If you think the world has declined, how should you continue to live in it? The monks at the centre of Katsuya Tomita’s documentary hybrid Tenzo (典座 -TENZO-) have committed themselves to living intensely in the moment, following the teachings of zen master Dogen and embracing the uniqueness of each and every day even in its banality. But the search for truth necessarily takes one away from demands of daily living, from the entrenched suffering that pushes record numbers of people towards suicide and leaves others feeling as if they have no hope for the future.
Monk Chiken once felt hopeless himself. In Japan, temples are a family business and it is expected that the oldest son will succeed whether he feels any call to religion or not. Chiken, as a young man, did not and resented his lack of choice in his future, but eventually came around to the idea of being a monk in part in recognition of a need for increased spiritual support in a nation he, and others, felt to have lost its way. 10 years previously, he spent some time in a monastery before returning home, getting married, and becoming a father.
At a loss for what to do, Chiken decided to bring temple food to the people by holding cookery classes as a kind of local outreach project. Believing that food is medicine which nourishes the soul as well as the body, he hoped to help repair the connection between people and nature. He also believes, perhaps privately, that the gradual decline of the environment has contributed to his son’s serious allergies and that though a wholesome diet may help, it may not be enough to prevent him coming to harm.
Other ways he tries to help include taking calls from people in distress and listening to their troubles. Chiken is part of a collective of local monks helming a helpline in the Fukushima area for those who want someone to talk them out of taking their own lives. That’s not to say, however, that being a monk necessary makes one free of troubles. Chiken occasionally resents himself for not being there for his family, snapping at his wife and unable to visit his son in the hospital because of ceremonial duties. Faced with a call from another monk on the helpline, he simply doesn’t answer. The other monk, Kondo, retreats to a nearby window and vapes while staring at the moon, proving that monks are regular people too who drink and smoke and live their lives while continuing to search for the truth.
For some, however, the rug has been unexpectedly pulled from under them, making any sense of truth they may have discovered seem hollow. Ryugyo, like Chiken, was the son of a Buddhist priest but he lost his family temple to the earthquake and nuclear disaster. Still living in cramped temporary housing, he makes ends meet as a construction worker, occasionally visiting some of his old neighbours in the place of a monk while lobbying to get the funds together to build a new temple. Originally not sure he should be part of the helpline seeing as he’s no longer, technically speaking, a monk he finds himself pouring out his troubles to a stranger.
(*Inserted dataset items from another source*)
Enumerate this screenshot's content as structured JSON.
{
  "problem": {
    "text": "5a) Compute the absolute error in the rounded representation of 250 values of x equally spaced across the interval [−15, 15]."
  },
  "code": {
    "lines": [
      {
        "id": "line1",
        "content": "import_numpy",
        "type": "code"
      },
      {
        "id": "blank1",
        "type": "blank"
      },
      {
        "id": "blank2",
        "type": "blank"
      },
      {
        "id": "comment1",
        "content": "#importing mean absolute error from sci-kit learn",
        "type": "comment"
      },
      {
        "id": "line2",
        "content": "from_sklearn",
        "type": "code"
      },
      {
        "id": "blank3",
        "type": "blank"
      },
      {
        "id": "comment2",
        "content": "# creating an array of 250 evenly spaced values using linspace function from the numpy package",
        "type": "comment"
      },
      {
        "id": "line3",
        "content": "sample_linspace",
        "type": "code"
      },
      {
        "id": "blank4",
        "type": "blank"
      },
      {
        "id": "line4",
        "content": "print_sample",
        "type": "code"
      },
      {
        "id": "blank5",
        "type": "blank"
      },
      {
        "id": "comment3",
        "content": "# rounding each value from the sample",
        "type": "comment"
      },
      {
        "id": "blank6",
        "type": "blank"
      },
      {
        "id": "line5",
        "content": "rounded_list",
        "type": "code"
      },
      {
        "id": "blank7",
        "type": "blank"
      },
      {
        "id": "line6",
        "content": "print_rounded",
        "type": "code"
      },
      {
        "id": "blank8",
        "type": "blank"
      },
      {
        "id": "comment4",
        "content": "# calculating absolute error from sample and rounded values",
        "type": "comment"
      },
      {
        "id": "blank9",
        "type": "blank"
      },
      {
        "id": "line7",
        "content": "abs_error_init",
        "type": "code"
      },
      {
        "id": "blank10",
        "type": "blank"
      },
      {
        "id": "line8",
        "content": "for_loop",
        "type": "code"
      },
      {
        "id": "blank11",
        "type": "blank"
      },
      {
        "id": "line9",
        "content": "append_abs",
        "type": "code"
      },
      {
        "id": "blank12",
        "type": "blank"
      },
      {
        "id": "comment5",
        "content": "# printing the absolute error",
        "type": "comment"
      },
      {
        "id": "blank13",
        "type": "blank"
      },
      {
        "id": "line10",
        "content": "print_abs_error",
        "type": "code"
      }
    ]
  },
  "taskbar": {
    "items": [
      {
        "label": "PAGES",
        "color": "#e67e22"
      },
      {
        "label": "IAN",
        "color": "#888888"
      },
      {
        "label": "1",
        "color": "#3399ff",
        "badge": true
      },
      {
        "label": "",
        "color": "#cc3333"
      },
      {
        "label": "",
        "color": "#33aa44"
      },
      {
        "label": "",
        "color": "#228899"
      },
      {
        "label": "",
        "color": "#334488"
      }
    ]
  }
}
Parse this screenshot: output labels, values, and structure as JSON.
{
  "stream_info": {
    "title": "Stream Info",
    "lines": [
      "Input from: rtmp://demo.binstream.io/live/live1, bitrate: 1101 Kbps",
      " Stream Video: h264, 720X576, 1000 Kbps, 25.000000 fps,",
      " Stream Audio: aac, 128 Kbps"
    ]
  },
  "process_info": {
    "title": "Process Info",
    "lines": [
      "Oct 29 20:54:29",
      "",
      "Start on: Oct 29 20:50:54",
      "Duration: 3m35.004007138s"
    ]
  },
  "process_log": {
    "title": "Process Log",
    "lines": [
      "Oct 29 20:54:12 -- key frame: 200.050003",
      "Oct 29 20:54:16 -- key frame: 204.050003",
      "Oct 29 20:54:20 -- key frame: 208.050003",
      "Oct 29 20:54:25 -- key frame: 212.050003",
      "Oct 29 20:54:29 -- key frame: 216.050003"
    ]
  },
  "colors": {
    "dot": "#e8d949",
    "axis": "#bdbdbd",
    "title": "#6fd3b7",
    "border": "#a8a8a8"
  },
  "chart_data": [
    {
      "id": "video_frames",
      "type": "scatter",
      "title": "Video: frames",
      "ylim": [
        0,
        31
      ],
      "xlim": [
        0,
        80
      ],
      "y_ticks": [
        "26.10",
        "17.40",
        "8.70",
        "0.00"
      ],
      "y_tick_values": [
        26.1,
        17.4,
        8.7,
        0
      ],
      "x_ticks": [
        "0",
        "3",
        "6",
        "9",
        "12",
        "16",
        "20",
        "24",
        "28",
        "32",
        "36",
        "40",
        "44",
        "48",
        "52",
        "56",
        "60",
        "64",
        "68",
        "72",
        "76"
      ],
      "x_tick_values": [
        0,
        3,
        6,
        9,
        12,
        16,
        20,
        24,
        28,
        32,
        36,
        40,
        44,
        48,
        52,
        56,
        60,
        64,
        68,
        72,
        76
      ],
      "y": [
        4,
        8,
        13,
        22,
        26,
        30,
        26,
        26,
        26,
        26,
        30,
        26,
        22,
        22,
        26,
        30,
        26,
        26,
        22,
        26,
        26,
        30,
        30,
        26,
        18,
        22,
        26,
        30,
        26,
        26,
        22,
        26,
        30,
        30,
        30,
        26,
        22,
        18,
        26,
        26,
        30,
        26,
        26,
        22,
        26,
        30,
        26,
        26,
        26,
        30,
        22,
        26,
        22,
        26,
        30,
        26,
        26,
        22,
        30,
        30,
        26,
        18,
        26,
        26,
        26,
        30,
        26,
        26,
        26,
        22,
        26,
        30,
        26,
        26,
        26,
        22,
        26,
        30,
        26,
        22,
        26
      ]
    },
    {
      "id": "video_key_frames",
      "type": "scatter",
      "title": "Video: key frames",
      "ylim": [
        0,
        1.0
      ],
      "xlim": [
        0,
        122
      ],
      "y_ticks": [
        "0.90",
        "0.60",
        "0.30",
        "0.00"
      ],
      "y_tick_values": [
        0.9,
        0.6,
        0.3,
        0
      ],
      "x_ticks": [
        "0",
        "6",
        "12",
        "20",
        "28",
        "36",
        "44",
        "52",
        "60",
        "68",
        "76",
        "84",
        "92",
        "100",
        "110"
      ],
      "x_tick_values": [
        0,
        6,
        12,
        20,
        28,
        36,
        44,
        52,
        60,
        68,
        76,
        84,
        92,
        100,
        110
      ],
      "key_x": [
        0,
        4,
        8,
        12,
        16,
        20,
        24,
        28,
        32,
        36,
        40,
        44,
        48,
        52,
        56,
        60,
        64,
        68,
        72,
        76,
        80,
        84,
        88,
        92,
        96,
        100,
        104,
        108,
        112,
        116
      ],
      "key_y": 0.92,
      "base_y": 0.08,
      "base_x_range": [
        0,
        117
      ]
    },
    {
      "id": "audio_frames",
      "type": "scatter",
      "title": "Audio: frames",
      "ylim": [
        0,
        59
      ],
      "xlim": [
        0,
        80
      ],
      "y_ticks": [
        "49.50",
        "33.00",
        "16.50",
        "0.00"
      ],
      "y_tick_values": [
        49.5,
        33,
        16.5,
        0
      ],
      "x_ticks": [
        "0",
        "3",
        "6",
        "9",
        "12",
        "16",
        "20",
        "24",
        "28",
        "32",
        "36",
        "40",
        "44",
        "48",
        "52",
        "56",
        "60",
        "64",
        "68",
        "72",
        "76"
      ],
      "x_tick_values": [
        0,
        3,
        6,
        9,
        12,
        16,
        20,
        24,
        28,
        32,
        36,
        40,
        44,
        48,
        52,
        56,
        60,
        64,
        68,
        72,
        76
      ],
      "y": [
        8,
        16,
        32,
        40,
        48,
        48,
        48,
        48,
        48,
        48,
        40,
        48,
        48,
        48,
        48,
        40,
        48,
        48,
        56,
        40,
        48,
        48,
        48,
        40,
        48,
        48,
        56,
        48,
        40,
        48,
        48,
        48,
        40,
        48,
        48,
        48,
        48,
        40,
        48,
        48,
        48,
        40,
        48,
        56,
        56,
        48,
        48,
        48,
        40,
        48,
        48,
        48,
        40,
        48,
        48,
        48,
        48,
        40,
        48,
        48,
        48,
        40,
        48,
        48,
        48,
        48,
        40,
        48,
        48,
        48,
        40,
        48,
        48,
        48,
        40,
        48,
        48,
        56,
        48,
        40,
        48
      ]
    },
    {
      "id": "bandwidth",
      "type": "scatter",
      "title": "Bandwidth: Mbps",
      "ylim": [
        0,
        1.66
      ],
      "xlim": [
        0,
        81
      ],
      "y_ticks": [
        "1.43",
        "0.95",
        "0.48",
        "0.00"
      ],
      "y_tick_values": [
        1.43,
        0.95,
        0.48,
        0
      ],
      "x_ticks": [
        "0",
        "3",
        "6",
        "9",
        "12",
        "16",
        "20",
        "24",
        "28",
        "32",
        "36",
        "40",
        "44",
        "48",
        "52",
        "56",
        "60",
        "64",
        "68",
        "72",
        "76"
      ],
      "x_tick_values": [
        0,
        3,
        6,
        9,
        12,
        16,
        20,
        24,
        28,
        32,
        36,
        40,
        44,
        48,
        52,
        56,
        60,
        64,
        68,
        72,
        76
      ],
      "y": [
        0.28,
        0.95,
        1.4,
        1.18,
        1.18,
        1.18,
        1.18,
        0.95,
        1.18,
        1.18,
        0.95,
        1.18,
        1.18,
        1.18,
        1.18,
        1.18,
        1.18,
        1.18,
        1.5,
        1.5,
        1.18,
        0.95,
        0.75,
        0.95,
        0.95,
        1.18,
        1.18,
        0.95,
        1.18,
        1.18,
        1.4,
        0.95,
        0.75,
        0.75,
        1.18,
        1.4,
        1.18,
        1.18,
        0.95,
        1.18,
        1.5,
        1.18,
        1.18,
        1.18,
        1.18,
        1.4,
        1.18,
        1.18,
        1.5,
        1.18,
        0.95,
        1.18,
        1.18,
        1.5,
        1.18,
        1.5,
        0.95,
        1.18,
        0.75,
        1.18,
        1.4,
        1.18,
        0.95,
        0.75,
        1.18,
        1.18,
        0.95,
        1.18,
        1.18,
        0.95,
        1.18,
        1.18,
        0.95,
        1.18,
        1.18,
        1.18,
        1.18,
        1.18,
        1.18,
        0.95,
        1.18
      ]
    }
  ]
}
Chiken, meanwhile, finds himself branching out in his search for truth – heading to Shanghai and Dogen’s temple looking for guidance towards a way forward. He meets with an esteemed nun who tells him that his youthful sense of rebellion was only natural and probably a good thing because becoming a monk should be a choice not an obligation. She laments that Buddhism in Japan has become “corrupt”, that the demise of the old apprentice system in favour of patrilineal inheritance has led to a decline in rigour. Chiken feels as if it’s the world which has declined, that the post-war drive towards economic stability and its eventual implosion have resulted in an empty consumerism which is contributing to an ongoing sense of hopeless malaise. Trapped in a limbo of his own Ryugyo may feel something similar, wondering how to rebuild while conducting lonely services over ruined graveyards. What they do is return to Dogen, living in the everyday and continuing to look for truth to counter the meaninglessness of the consumerist society.
Screened at the ICA as part of their Katsuya Tomita retrospective.